According to the United Nations, more than one million Chinese Uighur Muslims are being detained in government internment camps. Chinese authorities describe these camps as "re-education" facilities meant to fight extremism in the region.
Steyer noted that the U.S. has not unilaterally placed sanctions on other countries for their internal policies "unless we felt that there was genocide at risk." He said there's no question that Uighur Muslims are being mistreated by the Chinese but added "that is not a genocide" and added that "genocide is the attempt to wipe people out."
He believes that the U.S. can't be the world's policeman and shouldn't unilaterally confront China because it's "behaving inappropriately." Instead, he thinks that the U.S. should rely on diplomacy and work in concert with traditional coalitions to "move towards a more stable relationship."
In a week that has been dominated by foreign policy concerns, after a U.S. airstrike in Iraq killed Iranian military commander Qassem Suleimani, Steyer said his experience traveling the world has prepared him to deal with international issues if he's the next commander-in-chief.
Foreign policy, Steyer said, is a question of temperament and how one behaves under duress. He argued that he has a "clear sense" what America's role in the world should be and attacked President Trump's "America-first" agenda as "pretty much textbook 'what not to do.'"
In Spirit Lake on Friday, Steyer told a crowd of roughly 30 caucus goers that Mr. Trump's decision to take down a top Iranian military leader has made Americans "less safe."
He said Mr. Trump's strategy of confrontation and escalation has put America "in a position of much less safety" and criticized the administration's decision to withdraw from the Iran Nuclear agreement as having led to the current situation.
Steyer is currently ramping up his operation in Iowa and claims there's momentum behind his campaign. The size of his team has increased in Iowa, with 70 staffers on the ground and 15 field offices across the state. He has not yet qualified for the, which will be co-hosted by the Des Moines Register and CNN in Des Moines in mid-January.
On Friday, however, Steyer reached the 225,000 donor threshold set by the Democratic National Committee, which gets him part of the way to the debate stage. For now, he's still two qualifying polls shy of meeting that bar.
Some caucus goers in Iowa are attracted to Steyer's message around climate change. They recognize him from the barrage of television ads he has deployed on the airwaves and remember that he was pushing for impeachment of Mr. Trump back in 2017.
In Onawa, Iowa, a small town of roughly 3,000 residents where Steyer made a stop on Thursday afternoon, Iowan Debby Stanton told CBS News she was "very impressed" with Steyer and "likes what he's saying." "Hopefully, he can continue to get more support and be able to go one on one with President Trump," she said.

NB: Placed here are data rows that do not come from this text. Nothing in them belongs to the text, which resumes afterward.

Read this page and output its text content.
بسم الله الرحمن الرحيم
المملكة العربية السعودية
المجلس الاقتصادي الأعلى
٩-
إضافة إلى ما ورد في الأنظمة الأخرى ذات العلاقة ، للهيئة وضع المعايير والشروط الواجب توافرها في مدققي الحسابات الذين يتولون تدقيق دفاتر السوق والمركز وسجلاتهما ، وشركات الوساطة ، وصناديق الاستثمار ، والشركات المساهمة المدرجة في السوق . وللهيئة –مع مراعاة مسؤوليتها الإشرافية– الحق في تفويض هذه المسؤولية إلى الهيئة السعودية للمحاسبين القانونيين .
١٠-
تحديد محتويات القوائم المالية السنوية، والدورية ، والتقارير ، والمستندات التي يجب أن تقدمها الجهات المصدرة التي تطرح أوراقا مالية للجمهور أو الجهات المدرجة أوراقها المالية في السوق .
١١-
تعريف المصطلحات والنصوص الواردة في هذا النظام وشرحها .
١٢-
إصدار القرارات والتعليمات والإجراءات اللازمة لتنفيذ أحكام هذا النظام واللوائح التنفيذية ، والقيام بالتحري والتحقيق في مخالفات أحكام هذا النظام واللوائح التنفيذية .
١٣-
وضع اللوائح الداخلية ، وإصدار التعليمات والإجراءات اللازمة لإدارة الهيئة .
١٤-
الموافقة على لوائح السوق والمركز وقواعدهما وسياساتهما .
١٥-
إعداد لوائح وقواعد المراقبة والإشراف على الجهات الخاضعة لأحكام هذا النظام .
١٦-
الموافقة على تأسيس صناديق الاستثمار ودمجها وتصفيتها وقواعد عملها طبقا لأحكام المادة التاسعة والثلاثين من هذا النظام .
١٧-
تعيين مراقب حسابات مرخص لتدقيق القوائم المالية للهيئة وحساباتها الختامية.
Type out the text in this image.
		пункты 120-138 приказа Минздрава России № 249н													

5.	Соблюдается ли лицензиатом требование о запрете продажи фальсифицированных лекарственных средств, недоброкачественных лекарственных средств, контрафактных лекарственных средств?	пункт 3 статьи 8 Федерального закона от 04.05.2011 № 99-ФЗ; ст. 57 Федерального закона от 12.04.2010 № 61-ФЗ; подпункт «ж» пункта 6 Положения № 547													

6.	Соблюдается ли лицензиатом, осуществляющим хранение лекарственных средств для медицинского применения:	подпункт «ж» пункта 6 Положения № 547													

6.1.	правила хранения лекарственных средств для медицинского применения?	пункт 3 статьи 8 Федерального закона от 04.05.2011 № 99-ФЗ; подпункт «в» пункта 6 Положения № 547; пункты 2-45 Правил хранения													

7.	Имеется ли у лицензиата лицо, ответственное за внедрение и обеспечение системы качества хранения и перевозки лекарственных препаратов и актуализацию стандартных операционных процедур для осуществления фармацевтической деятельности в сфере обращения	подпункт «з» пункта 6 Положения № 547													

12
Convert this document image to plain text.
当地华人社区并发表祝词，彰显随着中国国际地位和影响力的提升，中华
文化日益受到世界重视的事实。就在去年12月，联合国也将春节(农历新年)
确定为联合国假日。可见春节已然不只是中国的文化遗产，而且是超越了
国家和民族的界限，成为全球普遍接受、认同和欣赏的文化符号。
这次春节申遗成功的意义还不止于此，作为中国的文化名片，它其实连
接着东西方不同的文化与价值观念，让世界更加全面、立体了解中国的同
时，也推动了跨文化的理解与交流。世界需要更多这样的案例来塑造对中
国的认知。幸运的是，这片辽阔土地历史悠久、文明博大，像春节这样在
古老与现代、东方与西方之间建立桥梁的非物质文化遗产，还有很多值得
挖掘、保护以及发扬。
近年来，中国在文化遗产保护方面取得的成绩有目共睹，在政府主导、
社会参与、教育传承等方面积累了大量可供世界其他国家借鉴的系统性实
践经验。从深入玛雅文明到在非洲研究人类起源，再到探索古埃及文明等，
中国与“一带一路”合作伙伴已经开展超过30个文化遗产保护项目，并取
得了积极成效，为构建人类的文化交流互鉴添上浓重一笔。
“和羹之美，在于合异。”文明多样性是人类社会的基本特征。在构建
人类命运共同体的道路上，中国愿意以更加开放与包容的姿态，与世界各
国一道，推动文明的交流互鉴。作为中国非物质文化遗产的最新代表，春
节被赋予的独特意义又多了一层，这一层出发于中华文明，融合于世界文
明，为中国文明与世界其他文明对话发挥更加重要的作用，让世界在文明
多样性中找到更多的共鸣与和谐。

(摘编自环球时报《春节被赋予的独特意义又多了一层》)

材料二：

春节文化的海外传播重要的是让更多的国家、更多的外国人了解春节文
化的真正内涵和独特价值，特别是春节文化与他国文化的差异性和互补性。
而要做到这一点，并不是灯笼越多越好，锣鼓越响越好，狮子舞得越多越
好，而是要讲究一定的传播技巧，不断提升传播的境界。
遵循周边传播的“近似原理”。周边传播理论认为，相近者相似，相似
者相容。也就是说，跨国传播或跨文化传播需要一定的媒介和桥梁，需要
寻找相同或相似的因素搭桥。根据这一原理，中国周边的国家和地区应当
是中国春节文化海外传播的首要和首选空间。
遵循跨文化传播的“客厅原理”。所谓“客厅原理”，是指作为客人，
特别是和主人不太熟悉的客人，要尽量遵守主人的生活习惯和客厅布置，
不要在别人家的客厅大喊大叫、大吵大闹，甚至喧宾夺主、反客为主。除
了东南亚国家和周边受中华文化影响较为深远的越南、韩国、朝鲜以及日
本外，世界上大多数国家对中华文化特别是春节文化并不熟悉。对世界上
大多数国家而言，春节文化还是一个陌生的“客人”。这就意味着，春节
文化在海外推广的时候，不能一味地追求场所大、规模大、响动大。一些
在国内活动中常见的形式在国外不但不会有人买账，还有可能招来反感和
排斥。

On the trail, Steyer has been hammering home the message that he's the "unconventional" politician who can take on Mr. Trump in the general election. He reminds caucus goers that then-candidate Trump beat someone he describes as "the most prepared candidate in history," in Hillary Clinton after steamrolling through 16 Republican challengers during the primaries.
That message resonated with Ken Tendal from Whiting, Iowa. "He's willing to think outside the box," Tendal told CBS News. The 59-year-old Postal Service worker added that he felt Steyer wasn't tied to traditional Democratic politicians and can bring in "new ideas."
"I really enjoyed it," said Tendal, who caucused for Bernie Sanders in 2016. This time around he says he'll be caucusing for Tom Steyer "for sure."